When I set foot on campus Feb. 13, I figured it would be just another Northwestern day.
Sure, it was Friday the 13th, and it was the day before Valentine’s Day. But it’s common knowledge that NU students hibernate during the winter — holing up in their rooms even more than usual. I wasn’t expecting much.
Then I saw Lloyd Dobbler at The Rock.
He was perched on the wall, standing in that most famous “Say Anything” pose: boombox hoisted high, trench coat billowing, strains of “In Your Eyes” filling the air.
I stopped, stared and giggled. And then I became aware that other students were stopping, staring and giggling, too. I accepted the flier I was handed promoting the next day’s showing of the movie — a far cry from the eyes-down, hands-in-pockets shuffle I tend to employ when people try to hand me things. Others were doing the same.

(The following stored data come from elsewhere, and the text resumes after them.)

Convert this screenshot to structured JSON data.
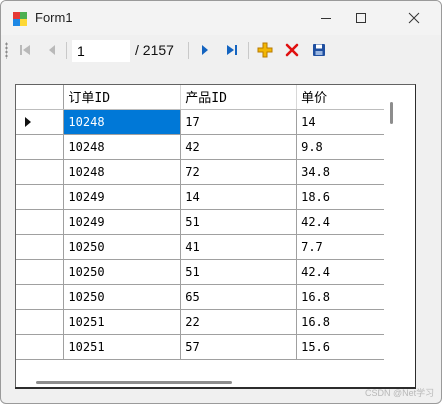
{
  "window": {
    "title": "Form1"
  },
  "navigator": {
    "position_value": "1",
    "count_label": "/ 2157"
  },
  "grid": {
    "columns": [
      "订单ID",
      "产品ID",
      "单价"
    ],
    "rows": [
      [
        "10248",
        "17",
        "14"
      ],
      [
        "10248",
        "42",
        "9.8"
      ],
      [
        "10248",
        "72",
        "34.8"
      ],
      [
        "10249",
        "14",
        "18.6"
      ],
      [
        "10249",
        "51",
        "42.4"
      ],
      [
        "10250",
        "41",
        "7.7"
      ],
      [
        "10250",
        "51",
        "42.4"
      ],
      [
        "10250",
        "65",
        "16.8"
      ],
      [
        "10251",
        "22",
        "16.8"
      ],
      [
        "10251",
        "57",
        "15.6"
      ]
    ],
    "selected_row": 0
  },
  "watermark": "CSDN @Net学习",
  "colors": {
    "selection": "#0078d7",
    "add_icon": "#e8a000",
    "delete_icon": "#e01010",
    "nav_icon": "#1464c0"
  }
}
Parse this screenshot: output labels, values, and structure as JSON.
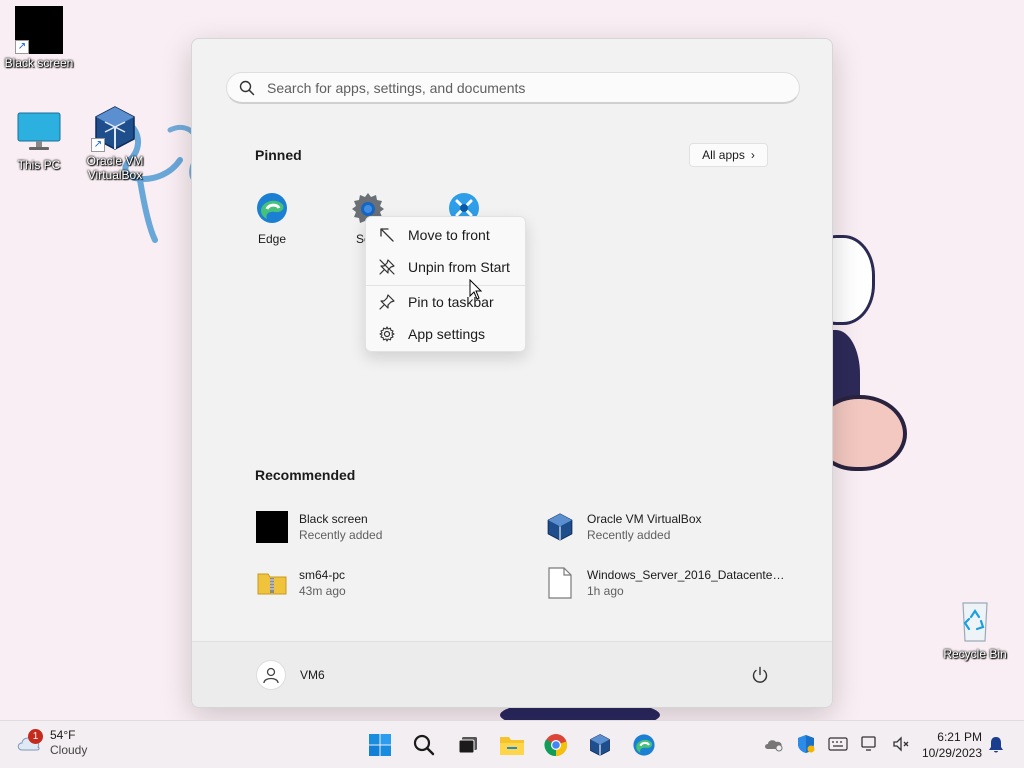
{
  "desktop": {
    "icons": [
      {
        "label": "Black screen",
        "icon": "black-screen-icon"
      },
      {
        "label": "This PC",
        "icon": "monitor-icon"
      },
      {
        "label": "Oracle VM VirtualBox",
        "icon": "virtualbox-icon"
      },
      {
        "label": "Recycle Bin",
        "icon": "recycle-bin-icon"
      }
    ]
  },
  "start_menu": {
    "search": {
      "placeholder": "Search for apps, settings, and documents"
    },
    "pinned": {
      "title": "Pinned",
      "all_apps_label": "All apps",
      "apps": [
        {
          "label": "Edge",
          "icon": "edge-icon"
        },
        {
          "label": "Setti",
          "icon": "settings-icon"
        },
        {
          "label": "",
          "icon": "snipping-app-icon"
        }
      ]
    },
    "recommended": {
      "title": "Recommended",
      "items": [
        {
          "name": "Black screen",
          "sub": "Recently added",
          "icon": "black-screen-icon"
        },
        {
          "name": "Oracle VM VirtualBox",
          "sub": "Recently added",
          "icon": "virtualbox-icon"
        },
        {
          "name": "sm64-pc",
          "sub": "43m ago",
          "icon": "zip-folder-icon"
        },
        {
          "name": "Windows_Server_2016_Datacenter_...",
          "sub": "1h ago",
          "icon": "file-icon"
        }
      ]
    },
    "user": {
      "name": "VM6"
    }
  },
  "context_menu": {
    "items": [
      {
        "label": "Move to front",
        "icon": "move-to-front-icon"
      },
      {
        "label": "Unpin from Start",
        "icon": "unpin-icon"
      },
      {
        "label": "Pin to taskbar",
        "icon": "pin-icon"
      },
      {
        "label": "App settings",
        "icon": "gear-icon"
      }
    ]
  },
  "taskbar": {
    "weather": {
      "temp": "54°F",
      "condition": "Cloudy",
      "badge": "1"
    },
    "apps": [
      "start-icon",
      "search-icon",
      "task-view-icon",
      "file-explorer-icon",
      "chrome-icon",
      "virtualbox-icon",
      "edge-icon"
    ],
    "clock": {
      "time": "6:21 PM",
      "date": "10/29/2023"
    }
  },
  "colors": {
    "accent": "#0067c0",
    "badge": "#c42b1c"
  }
}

“People weren’t ignoring it and people weren’t just dismissing it,” said Keith Tanner, the Weinberg senior who dressed as Dobbler. “I was getting looks and thumbs-up.”
Standing in the February sunshine, listening to students around me talk and chuckle, I felt as though NU was on the cusp of achieving the sacred C-word: community.
I’ve heard the refrain more times than I can count: NU needs a stronger community. We’ve formed task forces to study community. Student groups have held meetings about building community. Even the administration has talked at length about helping students foster community.
I posit this: NU would be a stronger community if people would do more random things.
It wasn’t just Dobbler. No, that day, students were in rare form. Dozens of people walked around campus with balloon bouquets from Norris University Center’s Fast Break Friday bobbing in the wind. Near The Rock several female students wearing cardboard wings passed out condoms.
And Louis Levine and Eric Asboe dressed as a box of candy and Cupid — a lacy red heart outfit for Asboe and white briefs and a bow and arrow for Levine. The pair had dressed up as a candy cane and a gift in December and wanted to continue the tradition.
“We just kind of wanted to spread Valentine’s Day love and cheer to everyone on campus,” said Asboe, a Weinberg junior. Some people didn’t know what to make of the display, he said, but most smiled and laughed.